Maturité et ouverture : une société en mouvement

L’Afrique du Sud n’a pas effacé toutes les traces du passé. Les blessures de l’apartheid persistent dans certains quartiers, mais le pays a montré une rare capacité à avancer, à réinventer une unité. Lors de la Coupe du Monde, on a vu une société en fusion, portée par une ambition nouvelle. La fierté nationale s’exprime même au cinéma : Charlize Theron, emblème glamoureux et visage de grandes marques, symbolise cette réussite planétaire. S’inspirer de ces destins, c’est réaliser que l’audace et l’initiative y sont plus qu’acceptées, elles sont saluées.

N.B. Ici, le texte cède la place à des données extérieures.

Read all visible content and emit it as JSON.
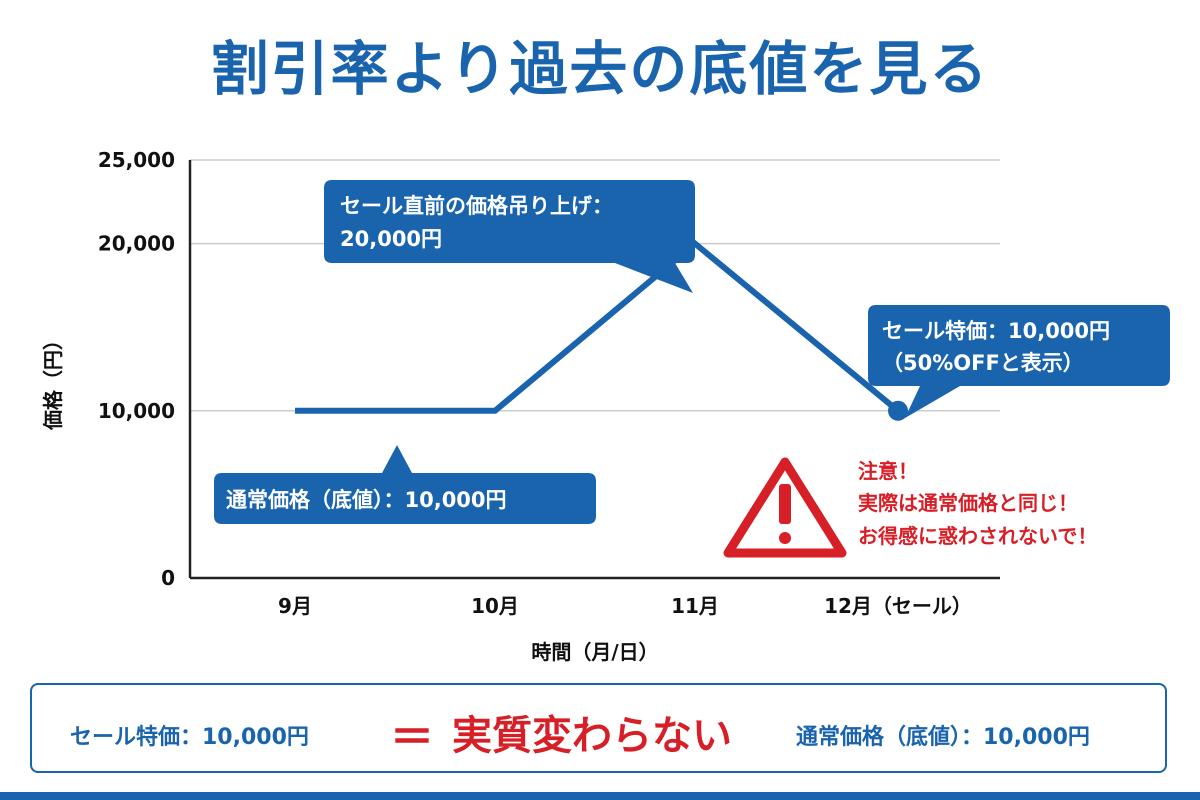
{
  "title": "割引率より過去の底値を見る",
  "colors": {
    "brand": "#1a63ad",
    "warning": "#d61f26",
    "line": "#1a63ad",
    "grid": "#cccccc"
  },
  "chart_data": {
    "type": "line",
    "title": "割引率より過去の底値を見る",
    "xlabel": "時間（月/日）",
    "ylabel": "価格（円）",
    "categories": [
      "9月",
      "10月",
      "11月",
      "12月（セール）"
    ],
    "series": [
      {
        "values": [
          10000,
          10000,
          20000,
          10000
        ]
      }
    ],
    "ylim": [
      0,
      25000
    ],
    "y_ticks": [
      0,
      10000,
      20000,
      25000
    ],
    "y_tick_labels": [
      "0",
      "10,000",
      "20,000",
      "25,000"
    ],
    "grid": true,
    "annotations": [
      {
        "lines": [
          "セール直前の価格吊り上げ：",
          "20,000円"
        ],
        "target_x": "11月",
        "target_y": 20000
      },
      {
        "lines": [
          "セール特価：10,000円",
          "（50%OFFと表示）"
        ],
        "target_x": "12月（セール）",
        "target_y": 10000
      },
      {
        "lines": [
          "通常価格（底値）：10,000円"
        ],
        "target_x": "9月",
        "target_y": 10000
      }
    ],
    "warning": {
      "icon": "warning-triangle-icon",
      "lines": [
        "注意！",
        "実際は通常価格と同じ！",
        "お得感に惑わされないで！"
      ]
    }
  },
  "summary": {
    "left": "セール特価：10,000円",
    "equals": "＝",
    "middle": "実質変わらない",
    "right": "通常価格（底値）：10,000円"
  }
}
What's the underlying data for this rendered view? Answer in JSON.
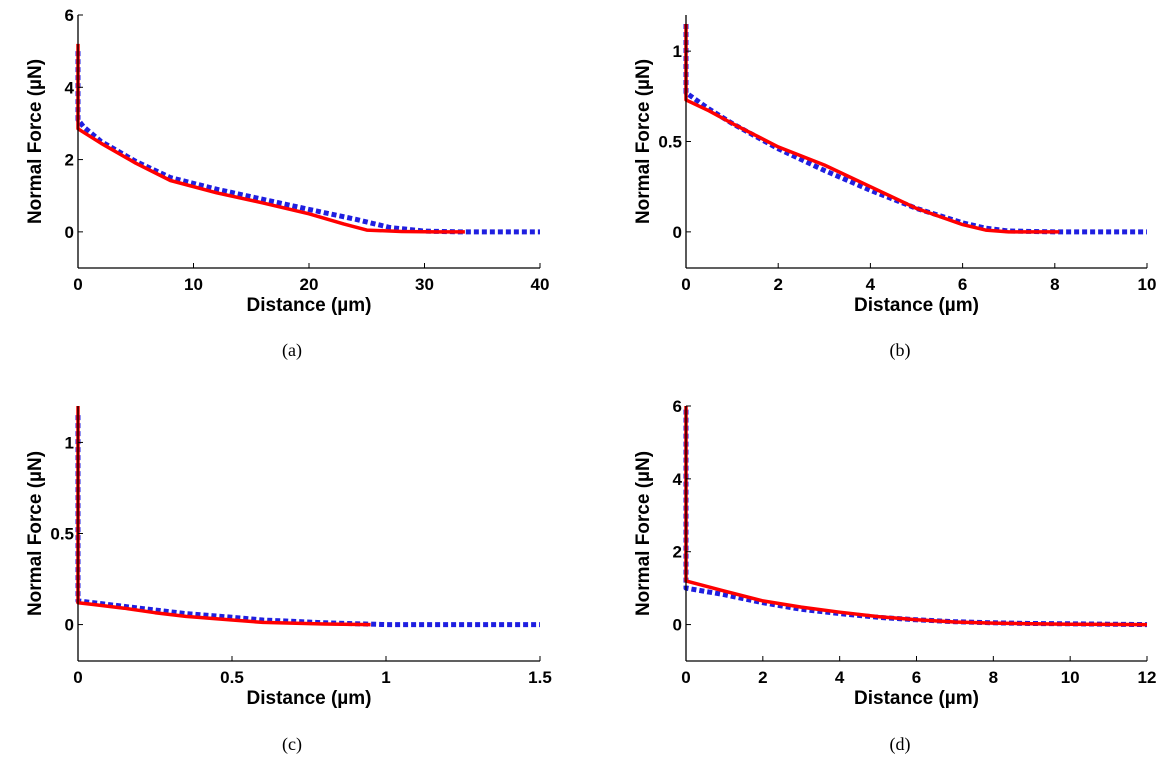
{
  "chart_data": [
    {
      "type": "line",
      "caption": "(a)",
      "xlabel": "Distance (µm)",
      "ylabel": "Normal Force (µN)",
      "xlim": [
        0,
        40
      ],
      "ylim": [
        -1,
        6
      ],
      "xticks": [
        0,
        10,
        20,
        30,
        40
      ],
      "xticklabels": [
        "0",
        "10",
        "20",
        "30",
        "40"
      ],
      "yticks": [
        0,
        2,
        4,
        6
      ],
      "yticklabels": [
        "0",
        "2",
        "4",
        "6"
      ],
      "series": [
        {
          "color": "#1f1fe0",
          "style": "dotted",
          "x": [
            0,
            0,
            0.5,
            2,
            5,
            8,
            12,
            16,
            20,
            24,
            27,
            30,
            33,
            36,
            40
          ],
          "y": [
            5.0,
            3.1,
            2.9,
            2.5,
            1.95,
            1.5,
            1.18,
            0.9,
            0.62,
            0.35,
            0.12,
            0.02,
            0,
            0,
            0
          ]
        },
        {
          "color": "#ff0000",
          "style": "solid",
          "x": [
            0,
            0,
            0,
            2,
            5,
            8,
            12,
            16,
            20,
            23,
            25,
            28,
            31,
            33.5
          ],
          "y": [
            5.2,
            5.0,
            2.85,
            2.45,
            1.9,
            1.42,
            1.08,
            0.8,
            0.5,
            0.22,
            0.05,
            0.01,
            0,
            0
          ]
        }
      ]
    },
    {
      "type": "line",
      "caption": "(b)",
      "xlabel": "Distance (µm)",
      "ylabel": "Normal Force (µN)",
      "xlim": [
        0,
        10
      ],
      "ylim": [
        -0.2,
        1.2
      ],
      "xticks": [
        0,
        2,
        4,
        6,
        8,
        10
      ],
      "xticklabels": [
        "0",
        "2",
        "4",
        "6",
        "8",
        "10"
      ],
      "yticks": [
        0,
        0.5,
        1
      ],
      "yticklabels": [
        "0",
        "0.5",
        "1"
      ],
      "series": [
        {
          "color": "#1f1fe0",
          "style": "dotted",
          "x": [
            0,
            0,
            0.5,
            1,
            2,
            3,
            4,
            5,
            6,
            6.5,
            7,
            8,
            9,
            10
          ],
          "y": [
            1.15,
            0.77,
            0.68,
            0.6,
            0.46,
            0.34,
            0.23,
            0.13,
            0.05,
            0.02,
            0.005,
            0,
            0,
            0
          ]
        },
        {
          "color": "#ff0000",
          "style": "solid",
          "x": [
            0,
            0,
            0.5,
            1,
            2,
            3,
            4,
            5,
            6,
            6.5,
            7,
            8.1
          ],
          "y": [
            1.15,
            0.73,
            0.67,
            0.6,
            0.47,
            0.37,
            0.25,
            0.13,
            0.04,
            0.01,
            0,
            0
          ]
        }
      ]
    },
    {
      "type": "line",
      "caption": "(c)",
      "xlabel": "Distance (µm)",
      "ylabel": "Normal Force (µN)",
      "xlim": [
        0,
        1.5
      ],
      "ylim": [
        -0.2,
        1.2
      ],
      "xticks": [
        0,
        0.5,
        1,
        1.5
      ],
      "xticklabels": [
        "0",
        "0.5",
        "1",
        "1.5"
      ],
      "yticks": [
        0,
        0.5,
        1
      ],
      "yticklabels": [
        "0",
        "0.5",
        "1"
      ],
      "series": [
        {
          "color": "#1f1fe0",
          "style": "dotted",
          "x": [
            0,
            0,
            0.05,
            0.15,
            0.25,
            0.35,
            0.5,
            0.6,
            0.8,
            1.0,
            1.2,
            1.5
          ],
          "y": [
            1.15,
            0.13,
            0.12,
            0.1,
            0.08,
            0.06,
            0.04,
            0.025,
            0.01,
            0,
            0,
            0
          ]
        },
        {
          "color": "#ff0000",
          "style": "solid",
          "x": [
            0,
            0,
            0.05,
            0.15,
            0.25,
            0.35,
            0.5,
            0.6,
            0.8,
            0.95
          ],
          "y": [
            1.2,
            0.12,
            0.11,
            0.09,
            0.065,
            0.045,
            0.025,
            0.012,
            0.003,
            0
          ]
        }
      ]
    },
    {
      "type": "line",
      "caption": "(d)",
      "xlabel": "Distance (µm)",
      "ylabel": "Normal Force (µN)",
      "xlim": [
        0,
        12
      ],
      "ylim": [
        -1,
        6
      ],
      "xticks": [
        0,
        2,
        4,
        6,
        8,
        10,
        12
      ],
      "xticklabels": [
        "0",
        "2",
        "4",
        "6",
        "8",
        "10",
        "12"
      ],
      "yticks": [
        0,
        2,
        4,
        6
      ],
      "yticklabels": [
        "0",
        "2",
        "4",
        "6"
      ],
      "series": [
        {
          "color": "#1f1fe0",
          "style": "dotted",
          "x": [
            0,
            0,
            1,
            2,
            3,
            4,
            5,
            6,
            7,
            8,
            9,
            10,
            11,
            12
          ],
          "y": [
            5.9,
            1.0,
            0.82,
            0.6,
            0.42,
            0.3,
            0.2,
            0.13,
            0.08,
            0.05,
            0.03,
            0.02,
            0.01,
            0
          ]
        },
        {
          "color": "#ff0000",
          "style": "solid",
          "x": [
            0,
            0,
            1,
            2,
            3,
            4,
            5,
            6,
            7,
            8,
            9,
            10,
            11,
            12
          ],
          "y": [
            6.0,
            1.2,
            0.92,
            0.65,
            0.48,
            0.34,
            0.22,
            0.13,
            0.07,
            0.04,
            0.02,
            0.01,
            0.005,
            0
          ]
        }
      ]
    }
  ]
}
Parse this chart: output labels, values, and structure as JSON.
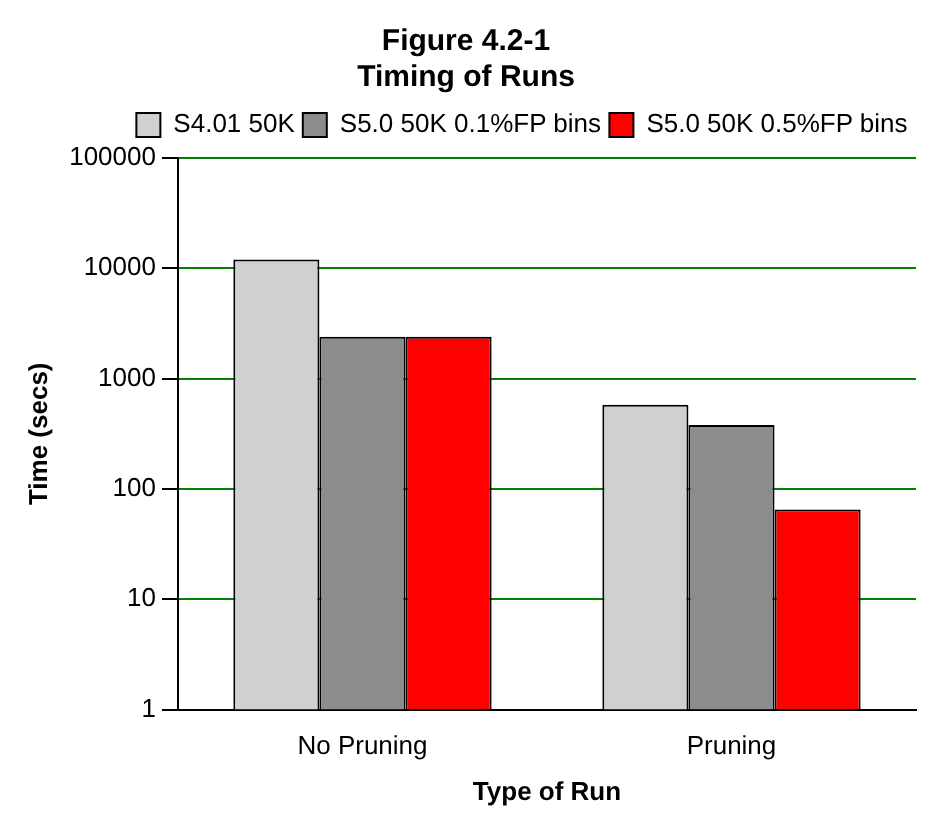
{
  "chart_data": {
    "type": "bar",
    "title": [
      "Figure 4.2-1",
      "Timing of Runs"
    ],
    "xlabel": "Type of Run",
    "ylabel": "Time (secs)",
    "categories": [
      "No Pruning",
      "Pruning"
    ],
    "series": [
      {
        "name": "S4.01 50K",
        "color": "#d0d0d0",
        "values": [
          12000,
          580
        ]
      },
      {
        "name": "S5.0 50K 0.1%FP bins",
        "color": "#8c8c8c",
        "values": [
          2400,
          380
        ]
      },
      {
        "name": "S5.0 50K 0.5%FP bins",
        "color": "#ff0000",
        "values": [
          2400,
          65
        ]
      }
    ],
    "log": "y",
    "ylim": [
      1,
      100000
    ],
    "yticks": [
      1,
      10,
      100,
      1000,
      10000,
      100000
    ],
    "grid": "y",
    "legend": "top right"
  }
}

L’Afrique du Sud ne se contente pas d’être résolue ou inventive : elle revendique une liberté de ton, rare sur le continent. Pour s’imposer sur un marché où plus de 12 millions de personnes composent une classe moyenne en mouvement, les qualités requises sont créativité et souplesse. Ce pays s’affirme comme une destination de choix pour rayonner en Afrique australe, notamment via la Communauté de développement d’Afrique australe (SADC), alliance de quinze États pour stimuler les échanges. Un détail fait toute la différence : l’Afrique du Sud partage le fuseau horaire de la France. La vraie question n’est plus de douter, mais de décider du moment où l’on se lance. Reste à chacun de découvrir sa propre voie sur cette terre où tout, vraiment tout, paraît accessible.